ファイナルスコアを除く所有馬には「エイカイ」という冠名を用いている二木は、ネヴァブションやストレイトガールのオーナーとして有名な廣崎利洋氏と旧知の仲であり、馬主への進出にもおそらく廣崎氏の影響が大きいのではないかと推察される。預託先の中心が藤原英厩舎というあたりもその証左となろう。
ところでジャスコ=JUSCOという社名は「日本ユナイテッドストアーズ」の英語表記「Japan United Stores Company」の頭文字をとったもので、1970年(昭和45年)に岡田屋・フタギ・シロの三社が合併する際に社員からの公募で選ばれた経緯がある。

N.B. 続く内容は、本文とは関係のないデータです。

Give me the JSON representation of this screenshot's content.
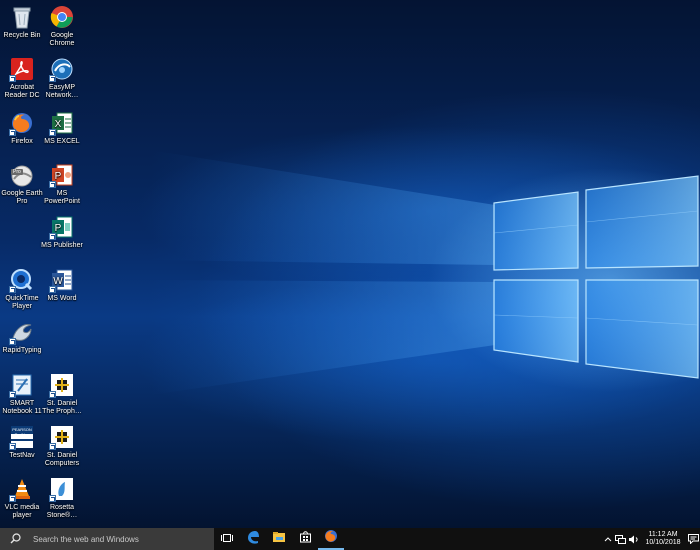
{
  "desktop": {
    "icons": [
      {
        "label": "Recycle Bin",
        "icon": "recycle-bin-icon",
        "shortcut": false
      },
      {
        "label": "Google\nChrome",
        "icon": "chrome-icon",
        "shortcut": false
      },
      {
        "label": "Acrobat\nReader DC",
        "icon": "acrobat-icon",
        "shortcut": true
      },
      {
        "label": "EasyMP\nNetwork…",
        "icon": "easymp-icon",
        "shortcut": true
      },
      {
        "label": "Firefox",
        "icon": "firefox-icon",
        "shortcut": true
      },
      {
        "label": "MS EXCEL",
        "icon": "excel-icon",
        "shortcut": true
      },
      {
        "label": "Google Earth\nPro",
        "icon": "google-earth-icon",
        "shortcut": false,
        "badge": "Pro"
      },
      {
        "label": "MS\nPowerPoint",
        "icon": "powerpoint-icon",
        "shortcut": true
      },
      {
        "label": "MS Publisher",
        "icon": "publisher-icon",
        "shortcut": true
      },
      {
        "label": "QuickTime\nPlayer",
        "icon": "quicktime-icon",
        "shortcut": true
      },
      {
        "label": "MS Word",
        "icon": "word-icon",
        "shortcut": true
      },
      {
        "label": "RapidTyping",
        "icon": "rapidtyping-icon",
        "shortcut": true
      },
      {
        "label": "SMART\nNotebook 11",
        "icon": "smart-notebook-icon",
        "shortcut": true
      },
      {
        "label": "St. Daniel\nThe Proph…",
        "icon": "st-daniel-icon",
        "shortcut": true
      },
      {
        "label": "TestNav",
        "icon": "testnav-icon",
        "shortcut": true,
        "badge": "PEARSON\nTestNav"
      },
      {
        "label": "St. Daniel\nComputers",
        "icon": "st-daniel-icon",
        "shortcut": true
      },
      {
        "label": "VLC media\nplayer",
        "icon": "vlc-icon",
        "shortcut": true
      },
      {
        "label": "Rosetta\nStone®…",
        "icon": "rosetta-stone-icon",
        "shortcut": true
      }
    ]
  },
  "taskbar": {
    "search_placeholder": "Search the web and Windows",
    "pinned": [
      {
        "name": "task-view-icon"
      },
      {
        "name": "edge-icon"
      },
      {
        "name": "file-explorer-icon"
      },
      {
        "name": "store-icon"
      },
      {
        "name": "firefox-icon"
      }
    ],
    "tray": {
      "icons": [
        "chevron-up-icon",
        "network-icon",
        "volume-icon",
        "action-center-icon"
      ],
      "time": "11:12 AM",
      "date": "10/10/2018"
    }
  },
  "colors": {
    "taskbar": "#101010",
    "search_box": "#3a3a3a",
    "accent": "#76b9ed"
  }
}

3000通近い応募から絞られた佳作群には、サンライト、栄光、ユニオン、ワールドなどがあったという。そこから最終的にジャスコが選ばれたわけだが、その命名者は、二木英徳氏の妻で、デザイナーとして活躍していた二木アトリエ研究室長だった。
図らずも身内の案が採用されたことから、フタギの二木一一社長が岡田屋の岡田社長に賞金の辞退を申し入れたという逸話が残されている。余談だが、ジャスコの初代社長に就任したその岡田卓也社長は、元民主党代表の岡田克也氏の父にあたる。
さて、二木英徳氏が馬主としてどのような結果を残すのか、まだわからない。
ただ、「エイカイ」という冠名が”人名の愛称”だと知るとき、それは未知の海原へと出帆する彼らの船に「ジャスコ」という名を授けた妻への、リスペクトと感謝のあらわれに違いないと想像が膨らむ。
英徳氏の妻の名は榮海(えみ)。エイカイなのである。